I wanted to be a writer in high school. My preoccupation  then was to write what I considered very witty plays about two dimensional young girls with lots of kohl eye make-up having sex with pharaohs, who sometimes turned out to be their brothers. 

 
16. What do you drink or eat while you write?
Anything I can get my hands on that won’t drip or spill too much onto the keyboard. Trail mix, mostly. Instant coffee with skim milk.
 

17. Typewriter, laptop, or pen & paper?
I often write in long hand, which has the advantage of being indecipherable. Then, when I try to transcribe it to the laptop, I end up painlessly writing a whole new draft. 
 

18. What did you do immediately after hearing that you were being published for the very first time?
I wanted to tell my husband but he was away on a business trip to Dallas so I ran next door to tell my neighbours whom I hardly knew because they had just moved in.
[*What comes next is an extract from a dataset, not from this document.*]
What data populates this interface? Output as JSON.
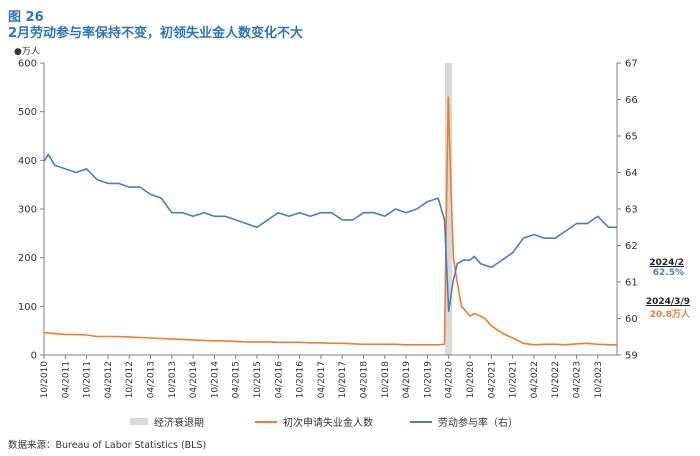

They were startled because I was not wearing any make-up and was still in my pyjamas. 
 

19. How do you decide which narrative point of view to write from?
My first two novels (yet to see the light of day) were in 1st person because I found it intimate and fun. Also with 1st person, it is almost impossible to veer off course and slip into 3rd person. Now, I write in limited third person because I find it gives me more freedom. also, I like to write from multiple points of view.
 

20. What is the best gift someone could give a writer?
At first I was going to say ‘time’, but now I think a German Shepherd. Our dog, Maggie, died in August and now I just sit at the computer trying to write, remembering what a patient, steady buddy she was. I used to read aloud to her. If she continued snoozing, I knew revisions were in order. If she looked up, wriggled her eyebrows and thumped her tail, I knew I was on the right track.